La religione hurrita è caratterizzata da un grande sincretismo: i H. che diedero presto al


pantheon babilonese il loro Dio Kumarbi, presero a loro volta dèi, miti, leggende ed eroi
sumero-accadici. Divinità tipicamente hurrite restano: Tessub, Dio del temporale,
raffigurato spesso sul dorso dei due tori Sheri e Hurri; Hepa e Simike, rispettivamente Dio
e Dea del sole.
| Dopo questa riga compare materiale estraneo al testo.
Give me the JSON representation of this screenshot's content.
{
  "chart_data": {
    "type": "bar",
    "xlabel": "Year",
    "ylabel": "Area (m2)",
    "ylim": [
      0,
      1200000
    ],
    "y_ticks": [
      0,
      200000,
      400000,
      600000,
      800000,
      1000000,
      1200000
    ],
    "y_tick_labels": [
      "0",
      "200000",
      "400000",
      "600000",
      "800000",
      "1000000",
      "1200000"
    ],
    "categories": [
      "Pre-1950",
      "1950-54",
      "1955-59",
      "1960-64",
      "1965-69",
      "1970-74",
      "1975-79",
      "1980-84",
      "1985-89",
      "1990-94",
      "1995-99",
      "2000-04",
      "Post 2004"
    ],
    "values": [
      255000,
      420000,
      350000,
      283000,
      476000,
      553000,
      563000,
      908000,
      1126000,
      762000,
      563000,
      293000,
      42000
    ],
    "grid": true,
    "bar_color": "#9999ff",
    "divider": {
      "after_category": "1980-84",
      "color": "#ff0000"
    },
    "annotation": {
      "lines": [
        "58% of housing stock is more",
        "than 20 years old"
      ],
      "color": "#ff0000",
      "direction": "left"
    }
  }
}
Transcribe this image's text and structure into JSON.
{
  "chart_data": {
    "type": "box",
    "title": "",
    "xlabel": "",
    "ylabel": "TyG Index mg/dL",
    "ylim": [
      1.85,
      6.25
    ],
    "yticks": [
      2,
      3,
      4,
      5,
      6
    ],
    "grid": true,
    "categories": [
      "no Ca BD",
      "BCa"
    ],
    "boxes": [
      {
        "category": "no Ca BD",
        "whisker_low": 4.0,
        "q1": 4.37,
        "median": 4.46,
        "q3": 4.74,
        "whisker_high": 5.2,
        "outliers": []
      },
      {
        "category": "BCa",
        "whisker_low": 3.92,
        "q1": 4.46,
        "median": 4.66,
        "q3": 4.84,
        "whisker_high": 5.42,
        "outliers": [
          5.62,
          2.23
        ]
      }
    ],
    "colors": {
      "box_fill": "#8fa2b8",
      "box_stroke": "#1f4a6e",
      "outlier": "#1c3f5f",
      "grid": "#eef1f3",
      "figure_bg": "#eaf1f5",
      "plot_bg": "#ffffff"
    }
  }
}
Non va poi dimenticata la presenza di divinità indoeuropee adorate dalla
classe dirigente.
Il grande influsso culturale e religioso dei hurriti continuò fino a quando l'avanzata
dell'Assiria specialmente con Salmanassar I ne bloccò il centro propulsore: l'impero
Mitannico; restarono per molto tempo centri hurriti, nella regione nordica dei laghi Urmia e
Van.

É stata da tempo agitata la questione se i H. siano in relazione con i Horites della


Bibbia (Gen. 14, 6; 36, 20.29 s.; Deut. 2, 12.22). Dopo gli studi dello Speiser, rileva W. F.
Albright, va ormai ritenuto certo che la lingua hurrita fu la primitiva lingua dei Horites biblici.

BIBL. - R. T. O'CALLAGHAN, Aram Naharaim, Roma 1948, pp. 37-92; G. CONTENAU, La


Civilisation des Hittites et des Hurrites du Mitanni, Parigi 1948; ID., in DBs, IV, coll. 12838;
G. FURLANI, La religione degli Hurriti (Subarei, Mitannici), in Storia delle Religioni, P.
Tacchi-Venturi, 1, 3a ed., Torino 1949, pp. 241-51.